CJ Eller – @cjeller on micro.blog – had a take on Personal Knowledge Management that resonated with me, in his articleGarbage Heap:

I’ve bounced off of personal knowledge management tools like crazy. Wikis? Digital gardens? Zettelkasten systems? Nothing sticks.

I’m a nerd, and I love the idea of capturing all the things I read, the information I learn, and being able to harvest it later for some great good.

I have tried all the software tools. Some stick more than others. Some of the time I end up knowing I have information, but not knowing which software silo I stuck it in. Am I getting value from these attempts at capturing everything I know? Probably not, at least most of the time.

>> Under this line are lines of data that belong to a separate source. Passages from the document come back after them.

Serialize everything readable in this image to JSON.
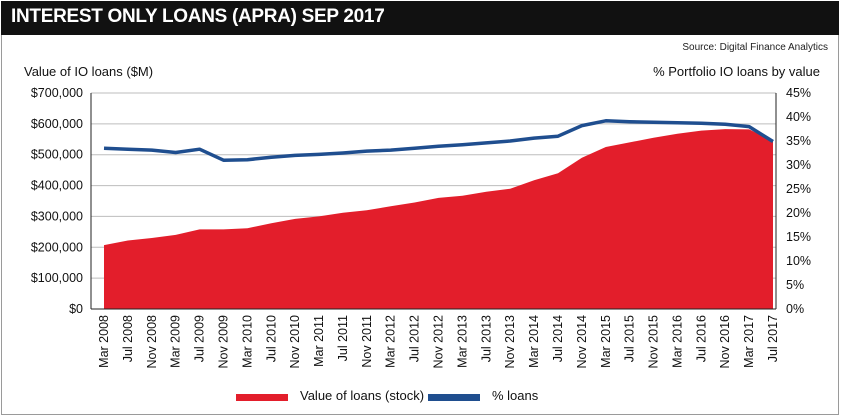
{
  "title": "INTEREST ONLY LOANS (APRA) SEP 2017",
  "source": "Source: Digital Finance Analytics",
  "colors": {
    "value_fill": "#e31e2b",
    "pct_line": "#1f4e8f",
    "grid": "#bdbdbd",
    "title_bg": "#111111"
  },
  "chart_data": {
    "type": "area",
    "title": "INTEREST ONLY LOANS (APRA) SEP 2017",
    "ylabel_left": "Value of IO loans ($M)",
    "ylabel_right": "% Portfolio IO loans by value",
    "ylim_left": [
      0,
      700000
    ],
    "ylim_right": [
      0,
      45
    ],
    "yticks_left": [
      "$0",
      "$100,000",
      "$200,000",
      "$300,000",
      "$400,000",
      "$500,000",
      "$600,000",
      "$700,000"
    ],
    "yticks_right": [
      "0%",
      "5%",
      "10%",
      "15%",
      "20%",
      "25%",
      "30%",
      "35%",
      "40%",
      "45%"
    ],
    "xtick_labels": [
      "Mar 2008",
      "Jul 2008",
      "Nov 2008",
      "Mar 2009",
      "Jul 2009",
      "Nov 2009",
      "Mar 2010",
      "Jul 2010",
      "Nov 2010",
      "Mar 2011",
      "Jul 2011",
      "Nov 2011",
      "Mar 2012",
      "Jul 2012",
      "Nov 2012",
      "Mar 2013",
      "Jul 2013",
      "Nov 2013",
      "Mar 2014",
      "Jul 2014",
      "Nov 2014",
      "Mar 2015",
      "Jul 2015",
      "Nov 2015",
      "Mar 2016",
      "Jul 2016",
      "Nov 2016",
      "Mar 2017",
      "Jul 2017"
    ],
    "grid": true,
    "legend": "bottom",
    "series": [
      {
        "name": "Value of loans (stock)",
        "type": "area",
        "axis": "left",
        "values": [
          207000,
          222000,
          230000,
          240000,
          258000,
          258000,
          262000,
          278000,
          292000,
          300000,
          312000,
          320000,
          333000,
          345000,
          360000,
          367000,
          380000,
          390000,
          417000,
          440000,
          490000,
          525000,
          540000,
          555000,
          568000,
          578000,
          583000,
          582000,
          545000
        ]
      },
      {
        "name": "% loans",
        "type": "line",
        "axis": "right",
        "values": [
          33.5,
          33.3,
          33.1,
          32.6,
          33.3,
          31.0,
          31.1,
          31.6,
          32.0,
          32.2,
          32.5,
          32.9,
          33.1,
          33.5,
          33.9,
          34.2,
          34.6,
          35.0,
          35.6,
          36.0,
          38.2,
          39.2,
          39.0,
          38.9,
          38.8,
          38.7,
          38.5,
          38.0,
          34.9
        ]
      }
    ]
  }
}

To illustrate the point of being driven crazy by ‘knowledge’, Eller quotes a short story Funes, His Memory by Jorge Luis Borges:

Without the ability to generalize and abstract away his memories, Funes is left with a garbage heap that keeps piling up. “Funes, His Memory” is a story not of a gifted individual but a cursed one, trapped in an endless web of memories with no way out. A nightmare.

Is there a point to capturing every piece of information that passes us by? Probably not, but there is something enticing about the idea of being able to somehow extract ‘knowledge and wisdom’ from disparate sources of ‘information’.

I think that CJ has it right; it’s a fool’s errand.